Von Dr. Heike Engels
Ziele setzen und erreichen
Hilmar Zarwel, Herdenmanager der Versuchsstation Iden, stellte sein System für eine hohe Lebenstagsleistung vor. Dieser Parameter stellt die gesamte erbrachte Milchleistung je Kuh in Bezug auf ihr Alter dar und kann auch als Indikator für die Tiergesundheit gelten, da nur gesunde Tiere lange im Bestand gehalten werden und entsprechende Milchmengen produzieren.
Derzeit liegt die Idener Herde bei rund 12.300 Liter Milch je Kuh und Jahr bei dreimaligem Melken. „Damit sind wir sehr zufrieden. Daher ist unser Ziel schon länger nicht noch mehr Milch aus der einzelnen Kuh zu melken, sondern wir wollen Fütterung und Haltung so optimieren, dass die Kühe ihr Leistungspotential über eine längere Zeit voll ausschöpfen können“, so der Herdenmanager. Für eine längere Nutzungsdauer müsse man sich zuerst fragen: Warum gehen Kühe vorzeitig ab und dann die Gründe minimieren. In Iden waren es im Jahr 2002 die Problemfelder Unfruchtbarkeit (6,8 %), Mastitis (5,7 %), Klauen und Gliedmaße (5,5 %), Stoffwechsel (4,4 %) und Melkbarkeit (1,6 %). Die Merzungsrate lag mit über 38 % zu hoch. Daraufhin hat sich Zarwel Ziele gesetzt, um die Merzungsrate auf 20 % zu senken, was ihm auch gelungen ist. „Wir kämpfen um jedes Tier, um dieses Ziel weiter zu halten“, so Zarwel.

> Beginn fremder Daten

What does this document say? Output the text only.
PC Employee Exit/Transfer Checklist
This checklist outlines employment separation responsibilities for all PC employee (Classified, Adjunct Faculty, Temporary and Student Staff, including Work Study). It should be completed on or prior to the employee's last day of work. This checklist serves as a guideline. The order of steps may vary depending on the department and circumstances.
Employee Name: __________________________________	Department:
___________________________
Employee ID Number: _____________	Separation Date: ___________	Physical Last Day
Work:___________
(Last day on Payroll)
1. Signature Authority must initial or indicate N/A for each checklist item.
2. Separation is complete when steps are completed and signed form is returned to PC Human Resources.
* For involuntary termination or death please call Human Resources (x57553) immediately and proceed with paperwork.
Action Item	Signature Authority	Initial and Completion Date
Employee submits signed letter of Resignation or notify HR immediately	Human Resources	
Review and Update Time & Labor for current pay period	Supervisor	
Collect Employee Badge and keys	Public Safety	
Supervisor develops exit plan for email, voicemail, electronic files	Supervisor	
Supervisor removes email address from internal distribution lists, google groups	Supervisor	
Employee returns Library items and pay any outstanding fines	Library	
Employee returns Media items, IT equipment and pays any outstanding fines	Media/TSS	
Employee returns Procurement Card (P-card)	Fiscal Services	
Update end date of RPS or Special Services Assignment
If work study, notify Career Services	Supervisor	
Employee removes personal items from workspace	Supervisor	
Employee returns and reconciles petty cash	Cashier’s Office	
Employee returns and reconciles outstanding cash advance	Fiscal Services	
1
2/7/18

Stoffwechsel in Gang halten
Die wiederkäuergerechte Fütterung mit bedarfsgerechten Energiegehalten je Laktationsabschnitt ist sehr wichtig, um Stoffwechselprobleme wie Ketose, Azidose oder Milchfieber zu vermeiden. Denn gerät der Stoffwechsel aus dem Gleichgewicht, schwächt dies das Immunsystem, was wiederum Krankheiten wie Metritis, Mastitis und Lahmheiten begünstigt. Für Zarwel ist der wichtigste Bereich im Stall die Bucht mit den frisch abgekalbten Kühen. „Wir nennen diesen Bereich die 6-Tage-Gruppe, weil die Kühe bei uns bis 6 Tage nach der Geburt intensiv überwacht werden. Der Bereich muss sauber und tief eingestreut sein. Die Kühe müssen vor und nach der Kalbung genug fressen, dafür prüfen wir die Füllung der Hungergrube sowie die Pansenmotorik bzw. Wiederkauaktivität. Direkt nach der Geburt geben wir 20 bis 40 l eines Energietrunks, zur Not auch per Drench. Wir messen täglich Fieber, damit erkennen wir Krankheiten frühzeitig. Zur Milchfiebervorbeugung geben wir zusätzlich zu einer Vorbereitungsfütterung Calciumboli und Vitamin D3 ab der 3. Laktation. Ist nach 6 Stunden die Nachgeburt noch nicht abgegangen, stimmt etwas nicht und wir geben dem Tierarzt Bescheid.“ Sehr gute Erfahrungen hat Zarwel bei Stoffwechselproblemen mit der Pansensaftübertragung gemacht. „Das Futter im Pansen wird von Pansenbakterien zersetzt. Stoffwechselstörungen reduzieren die Pansenaktivität. Über eine Sonde, die durch das Maul in den Pansen geschoben wird, pumpt man Pansensaft gesunder Kühe ab und überträgt diesen auf die kranke Kuh. Das hilft, die Pansenbakterien wieder aufzubauen, und das Futter kann wieder verdaut werden.“
Die seiner Meinung nach wichtigste Investition für das Wohlbefinden seiner Kühe waren allerdings neue Lüfter im Stall. Seitdem herrscht bessere Luft im Stall und die sensorgesteuerte Luftbewegung kühlt die Tiere bei Hitze, denn Hitzestress ist absolut schädlich für die Kühe. Milchmenge und Fruchtbarkeit sind deutlich angestiegen seit Einbau der Lüfter. Und ein wichtiger Tipp zum Schluss: Sich nicht auf Erfolgen ausruhen, sondern regelmäßig betriebliche Abläufe evaluieren, sich dabei einen Bereich nach dem anderen vornehmen. Die Forschung bringt ständig neue Erkenntnisse, diese sollten auch auf dem eigenen Betrieb umgesetzt werden!